Repo was exhausted. He didn’t have time to sleep, but he could rest for a while on the couch. First, though, he went into the closet in his father’s bedroom. He found a 9mm Luger in a brown leather holster in the hatbox on the upper shelf. It also held three small cardboard boxes, each containing twenty-five bullets.

He knew the gun. Dad had taught him to shoot it back in the day. The gun was still in good shape; it had been oiled well enough. He pulled back the pistol’s slide, checked that the chamber was empty, and pulled the trigger. The gun clicked. He ripped open one of the boxes, loaded six bullets into the magazine, and pushed it back into the old gun. Repo drew the slide again. The bullet slid in impeccably. Good, no chambering problems . Repo clicked on the safety and shoved the gun back into its holster.

He stretched out on the couch and decided to close his eyes for a minute.

* * *

Suhonen was driving a green Peugeot 206 he had signed out of the police HQ garage. Joutsamo was sitting in the passenger seat. An old song by Metallica was playing on the radio. Joutsamo, a fan of heavy music, thought it was bubblegum rock. Suhonen disagreed heartily.

The car turned onto Vallesman Road. The houses were old and relatively small, and both sides of the street were lined with parked cars.

“I know this area. Picked up a member of the Skulls three, four blocks from here a few years back,” Suhonen said. The Skulls-or, as it read on the gang members’ leather vests, MC Skulls-wasn’t a genuine motorcycle club; it was a criminal organization. “Found two Swedish submachine guns.”

“Let’s drive past it first and see if there are any lights on,” Joutsamo suggested. “If there are, then we can stake the place out or call in the SWAT team.”

“You got it,” Suhonen said.

Joutsamo checked the numbers on the houses. “Two more, then it’s the next one. At that streetlamp.”

Suhonen slowed down and the car slid past the house, going under 20 mph. The place was dark.

“I didn’t see any movement,” Joutsamo said.

“And you’re saying you would have been able to tell if there had been?”

“Of course. Should we wait or go in to have a look?”

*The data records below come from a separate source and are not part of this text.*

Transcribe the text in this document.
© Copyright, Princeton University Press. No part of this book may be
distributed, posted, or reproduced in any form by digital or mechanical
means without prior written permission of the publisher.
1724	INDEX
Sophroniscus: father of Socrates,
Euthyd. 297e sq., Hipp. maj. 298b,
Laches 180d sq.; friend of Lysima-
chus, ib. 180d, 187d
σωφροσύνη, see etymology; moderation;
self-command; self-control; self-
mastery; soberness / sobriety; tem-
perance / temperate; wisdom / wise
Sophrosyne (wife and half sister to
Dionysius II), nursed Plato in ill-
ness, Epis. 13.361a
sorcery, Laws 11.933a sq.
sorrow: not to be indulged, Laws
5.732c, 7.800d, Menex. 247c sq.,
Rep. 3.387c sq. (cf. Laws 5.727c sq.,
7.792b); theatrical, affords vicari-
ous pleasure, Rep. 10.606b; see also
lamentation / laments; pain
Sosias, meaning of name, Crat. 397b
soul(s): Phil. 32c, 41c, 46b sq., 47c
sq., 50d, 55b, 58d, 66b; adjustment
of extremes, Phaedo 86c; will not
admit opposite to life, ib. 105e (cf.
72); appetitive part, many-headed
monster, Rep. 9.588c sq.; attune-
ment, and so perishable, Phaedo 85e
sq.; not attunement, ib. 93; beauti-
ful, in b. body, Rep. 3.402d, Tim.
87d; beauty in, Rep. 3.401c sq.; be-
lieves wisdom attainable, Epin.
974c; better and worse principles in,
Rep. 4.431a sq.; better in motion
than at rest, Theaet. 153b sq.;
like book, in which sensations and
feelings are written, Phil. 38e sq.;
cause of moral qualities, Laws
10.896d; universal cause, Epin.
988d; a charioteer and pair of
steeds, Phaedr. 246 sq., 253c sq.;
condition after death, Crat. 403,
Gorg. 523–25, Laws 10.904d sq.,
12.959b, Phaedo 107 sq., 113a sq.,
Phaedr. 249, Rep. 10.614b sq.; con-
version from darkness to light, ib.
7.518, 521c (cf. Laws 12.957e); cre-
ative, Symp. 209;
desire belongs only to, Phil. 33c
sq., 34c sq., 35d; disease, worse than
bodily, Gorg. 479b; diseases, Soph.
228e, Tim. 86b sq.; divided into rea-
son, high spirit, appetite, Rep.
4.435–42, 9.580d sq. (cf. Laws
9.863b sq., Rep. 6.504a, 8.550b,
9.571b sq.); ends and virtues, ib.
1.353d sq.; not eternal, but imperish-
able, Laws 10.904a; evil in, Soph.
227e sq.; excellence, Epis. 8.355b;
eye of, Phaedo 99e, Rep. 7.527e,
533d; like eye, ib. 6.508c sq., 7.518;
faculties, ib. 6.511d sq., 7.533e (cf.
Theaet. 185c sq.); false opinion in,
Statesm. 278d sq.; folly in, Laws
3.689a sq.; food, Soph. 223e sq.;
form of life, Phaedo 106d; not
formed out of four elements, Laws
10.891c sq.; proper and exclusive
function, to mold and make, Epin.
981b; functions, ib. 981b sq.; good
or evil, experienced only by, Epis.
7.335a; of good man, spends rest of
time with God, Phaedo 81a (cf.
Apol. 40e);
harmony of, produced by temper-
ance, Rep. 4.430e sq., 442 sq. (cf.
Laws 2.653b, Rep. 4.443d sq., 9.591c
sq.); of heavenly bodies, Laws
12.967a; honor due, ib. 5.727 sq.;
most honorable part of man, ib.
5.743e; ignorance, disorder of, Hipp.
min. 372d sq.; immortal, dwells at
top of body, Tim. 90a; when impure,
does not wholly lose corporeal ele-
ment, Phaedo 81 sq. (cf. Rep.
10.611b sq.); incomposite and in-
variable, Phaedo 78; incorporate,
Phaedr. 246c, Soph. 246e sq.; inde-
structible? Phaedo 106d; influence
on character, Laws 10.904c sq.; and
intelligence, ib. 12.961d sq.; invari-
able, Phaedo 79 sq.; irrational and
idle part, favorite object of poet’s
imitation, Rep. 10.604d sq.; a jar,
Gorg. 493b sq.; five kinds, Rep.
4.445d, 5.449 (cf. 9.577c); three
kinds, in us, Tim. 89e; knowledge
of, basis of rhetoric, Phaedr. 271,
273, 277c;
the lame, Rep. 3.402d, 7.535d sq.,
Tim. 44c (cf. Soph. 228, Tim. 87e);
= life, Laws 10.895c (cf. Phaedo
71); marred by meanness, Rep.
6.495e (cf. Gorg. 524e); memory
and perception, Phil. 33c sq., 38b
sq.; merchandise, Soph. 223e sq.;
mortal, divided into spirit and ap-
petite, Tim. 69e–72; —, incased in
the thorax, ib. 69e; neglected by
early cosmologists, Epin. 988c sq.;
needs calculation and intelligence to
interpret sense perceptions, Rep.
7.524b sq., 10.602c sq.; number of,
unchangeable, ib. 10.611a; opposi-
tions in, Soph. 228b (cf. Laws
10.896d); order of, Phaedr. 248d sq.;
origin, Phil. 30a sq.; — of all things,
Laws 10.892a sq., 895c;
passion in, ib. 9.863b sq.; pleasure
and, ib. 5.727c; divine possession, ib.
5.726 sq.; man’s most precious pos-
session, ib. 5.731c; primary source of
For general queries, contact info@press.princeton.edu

Suhonen turned right at the next corner and started circling around the block. It would attract less attention than flipping a U-turn on a residential street. Joutsamo didn’t get a response, because Suhonen’s phone rang. It was his fiancée, calling to ask if and when he might be coming home. Suhonen said he didn’t know. The call was a brief one, and Joutsamo chose not to comment on it.

Suhonen returned to the situation at hand: “We can’t hang out in the car on a residential street like this. We’d need to get a van or do it from one of the neighboring houses. Maybe we should just go have a look and see what there is to see, if anything.”

“Yeah, but if we’re going by the book, I suppose we ought to have some reason to believe that the suspect’s in there,” Joutsamo said. Once the prison had asked for the help of the authorities in hunting down Repo, the search had turned into a police investigation. “And we don’t have a warrant to conduct a search of that house. Our job is to find the convict.”